Quand on sait les divergences des témoignages après un accident, on mesure à quel point ces récits ne sont pas fiables. Mais ils représentent un acte de foi, sur lequel est fondé le christianisme. Selon les historiens, s’il est communément admis que Jésus est un juif galiléen ,dont la famille est originaire de Nazareth, le lieu de sa naissance n’est pas connu avec certitude.

Les récits des Evangiles de l’enfance relèvent surtout de théologoumènes (affirmations théologiques présentées dans les récits fictifs bibliques comme des faits historiques) de la part des auteurs bibliques, qui ont plus une visée doctrinale qu’un souci historique. Ils auraient choisi Bethléem parce que c’est la ville du roi David, de la lignée duquel le Messie attendu par les juifs doit descendre, selon la prophétie de Michée. Le récit de la crèche, de l’annonce aux bergers, de l’adoration des bergers et des mages ne doit pas faire l’objet d’une lecture littéraliste, mais appartient au registre littéraire du merveilleux et à la théologie métaphorique.

L’année de sa naissance n’est pas non plus connue précisément. Les Evangiles selon Matthieu et selon Luc la situent sous le règne d’Hérode Ier le Grand, dont le long règne s’achève en 4 avant notre ère. L’estimation généralement retenue par les historiens actuels va de 7 à 5… avant J.-C.!  Aucun texte dans les évangiles ne précise la période de l’année où a eu lieu cet événement. C’est le pape Libère qui décide, en 354, que Noël sera fêté le 25 décembre et codifie les premières célébrations, pour pouvoir assimiler les fêtes populaires et païennes, qui se tiennent autour du solstice d’hiver. Cette nouvelle date est rapidement adoptée en Orient (un sermon de saint Jean Chrysostome l’atteste) et, depuis la fin du IVe siècle, elle supplante la date antique du 6 janvier et marque l’année origine du calendrier grégorien, qui fait aujourd’hui référence dans la majeure partie du monde.

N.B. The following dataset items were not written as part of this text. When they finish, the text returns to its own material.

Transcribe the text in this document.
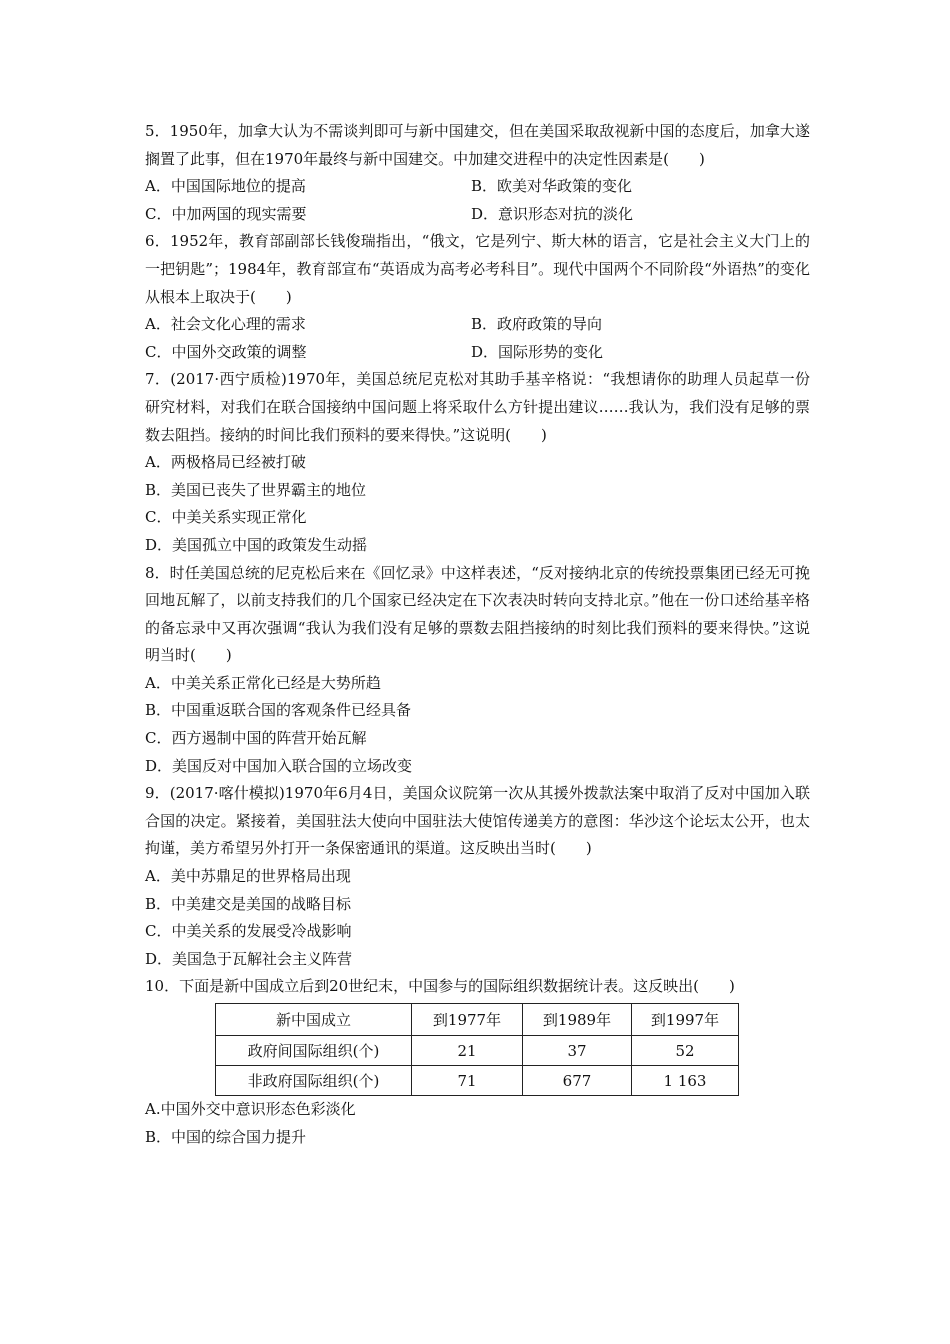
5．1950年，加拿大认为不需谈判即可与新中国建交，但在美国采取敌视新中国的态度后，加拿大遂搁置了此事，但在1970年最终与新中国建交。中加建交进程中的决定性因素是(　　)

A．中国国际地位的提高	B．欧美对华政策的变化

C．中加两国的现实需要	D．意识形态对抗的淡化

6．1952年，教育部副部长钱俊瑞指出，“俄文，它是列宁、斯大林的语言，它是社会主义大门上的一把钥匙”；1984年，教育部宣布“英语成为高考必考科目”。现代中国两个不同阶段“外语热”的变化从根本上取决于(　　)

A．社会文化心理的需求	B．政府政策的导向

C．中国外交政策的调整	D．国际形势的变化

7．(2017·西宁质检)1970年，美国总统尼克松对其助手基辛格说：“我想请你的助理人员起草一份研究材料，对我们在联合国接纳中国问题上将采取什么方针提出建议……我认为，我们没有足够的票数去阻挡。接纳的时间比我们预料的要来得快。”这说明(　　)

A．两极格局已经被打破

B．美国已丧失了世界霸主的地位

C．中美关系实现正常化

D．美国孤立中国的政策发生动摇

8．时任美国总统的尼克松后来在《回忆录》中这样表述，“反对接纳北京的传统投票集团已经无可挽回地瓦解了，以前支持我们的几个国家已经决定在下次表决时转向支持北京。”他在一份口述给基辛格的备忘录中又再次强调“我认为我们没有足够的票数去阻挡接纳的时刻比我们预料的要来得快。”这说明当时(　　)

A．中美关系正常化已经是大势所趋

B．中国重返联合国的客观条件已经具备

C．西方遏制中国的阵营开始瓦解

D．美国反对中国加入联合国的立场改变

9．(2017·喀什模拟)1970年6月4日，美国众议院第一次从其援外拨款法案中取消了反对中国加入联合国的决定。紧接着，美国驻法大使向中国驻法大使馆传递美方的意图：华沙这个论坛太公开，也太拘谨，美方希望另外打开一条保密通讯的渠道。这反映出当时(　　)

A．美中苏鼎足的世界格局出现

B．中美建交是美国的战略目标

C．中美关系的发展受冷战影响

D．美国急于瓦解社会主义阵营

10．下面是新中国成立后到20世纪末，中国参与的国际组织数据统计表。这反映出(　　)

新中国成立	到1977年	到1989年	到1997年
政府间国际组织(个)	21	37	52
非政府国际组织(个)	71	677	1 163

A.中国外交中意识形态色彩淡化

B．中国的综合国力提升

Ce qui m’a toujours agacée, dans cette histoire, c’est la prétendue virginité de Marie, qui défie la raison. On peut la considérer comme un autre théologoumène. Elle fut affirmée en 553 par le deuxième Concile de Constantinople, qui déclara Marie «vierge perpétuelle», c’est-à-dire qu’elle n’eut jamais de relations sexuelles avec Joseph. Ce mythe fut érigé en 1854 par le pape Pie IX en «Immaculée Conception», c’est-à-dire «sans tache», donc exempte du «péché originel» commis par Eve, la pécheresse qui incita Adam à partager le fruit défendu de l’arbre de la connaissance.

Je trouve terrible de considérer l’union d’une femme et d’un homme comme un «péché», voire une «souillure». Le Lévitique (AT) dit que lorsqu’une femme met un fils au monde, elle est «impure» pendant 7 jours, et pendant deux semaines s’il s’agit d’une fille. Elle doit se purifier 33 jours après la naissance d’un fils et 66 jours après celle d’une fille…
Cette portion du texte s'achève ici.